Native tokens of state-of-the-art public & permissionless Blockchains like Bitcoin or Ethereum are part of the incentive scheme to encourage a disparate group of people who do not know or trust each other to organize themselves around the purpose of a specific blockchain. The native token of the Bitcoin network also referred to as Bitcoin, has token governance rulesets based on crypto-economic incentive mechanisms that determine under which circumstances Bitcoin transactions are validated, and new blocks are created.

These blockchain-based cryptographic tokens enable “distributed Internet tribes” to emerge. Unlike traditional companies structured in a top manner with many layers of management (bureaucratic coordination), blockchain disrupts classic top-down governance structures with decentralized autonomous organizations (DAOs). DAOs bound people together not by a legal entity and formal contracts but by cryptographic tokens (incentives) and fully transparent rules written into the software.

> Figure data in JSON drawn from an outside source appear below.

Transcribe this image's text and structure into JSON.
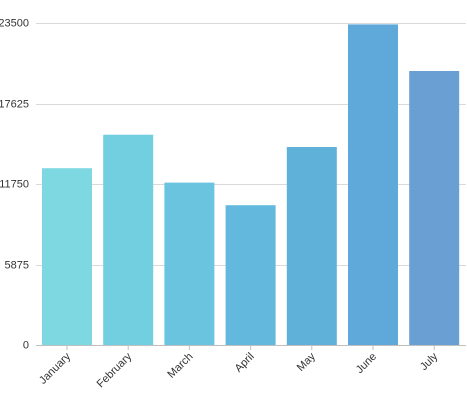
{
  "chart_data": {
    "type": "bar",
    "categories": [
      "January",
      "February",
      "March",
      "April",
      "May",
      "June",
      "July"
    ],
    "values": [
      12900,
      15350,
      11850,
      10200,
      14450,
      23400,
      20000
    ],
    "yticks": [
      0,
      5875,
      11750,
      17625,
      23500
    ],
    "ytick_labels": [
      "0",
      "5875",
      "11750",
      "17625",
      "23500"
    ],
    "ylim": [
      0,
      23500
    ],
    "grid": true,
    "title": "",
    "xlabel": "",
    "ylabel": "",
    "bar_colors": [
      "#7ed8e1",
      "#71cfe0",
      "#6bc4df",
      "#63b9dd",
      "#5fb1da",
      "#5fa8da",
      "#6a9fd3"
    ]
  }
}
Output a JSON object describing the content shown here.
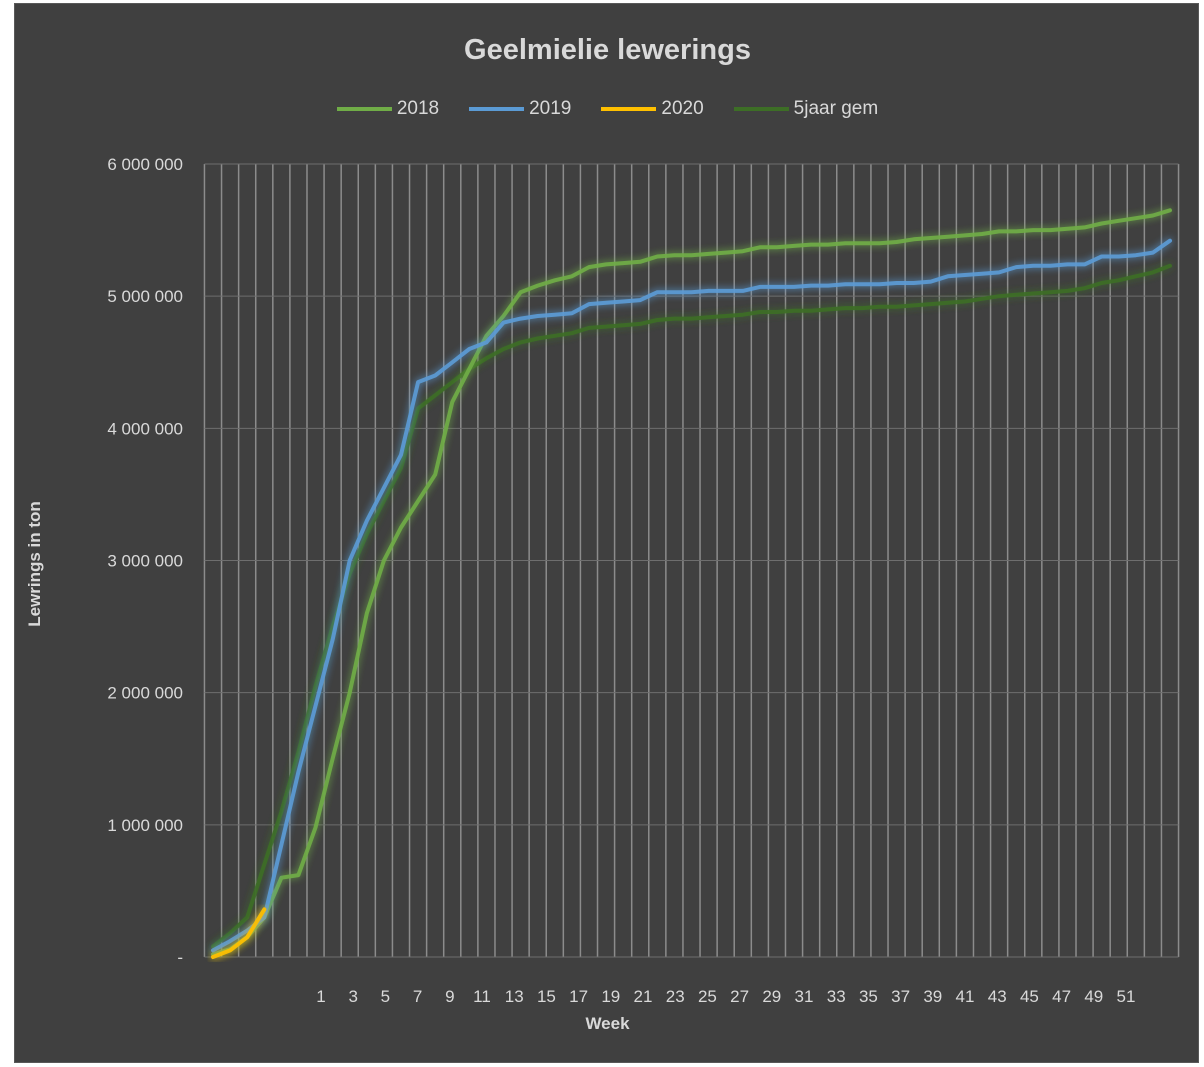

Source: https://blockchainhub.net/tokens/

The Bitcoin Network can be seen as the first true DAO that provides an infrastructure for money without banks and bank managers and has stayed attack resistant and fault-tolerant since the first block was created in 2009. No central entity controls Bitcoin. In theory, only a worldwide power outage could shut down Bitcoin.

Source: https://blockchainhub.net/tokens/

With the advent of Ethereum, however, tokens have moved up the technology stack and can now be issued on the application layer as dApp tokens or DAO tokens. Smart contracts on the Ethereum Blockchain enable the creation of tokens with complex behaviors attached to them. Today, the token concept is central to most social and economic innovations developed with blockchain technology.

Source: https://blockchainhub.net/tokens/

Only permissionless ledgers (public Blockchains like Bitcoin or Ethereum) need some incentive mechanism to guarantee that block validators do their job according to the predefined rules. In permissioned (federated/consortium/private) distributed ledger systems, validators and block-creators may be doing their job for different reasons: i.e., if they are contractually obligated to do so. In permissioned environments, validators can only be members of the club and are manually and centrally controlled. Permissioned ledgers, therefore, don’t need a token. Also, please note that the term blockchain in the context of such ledgers is highly controversial.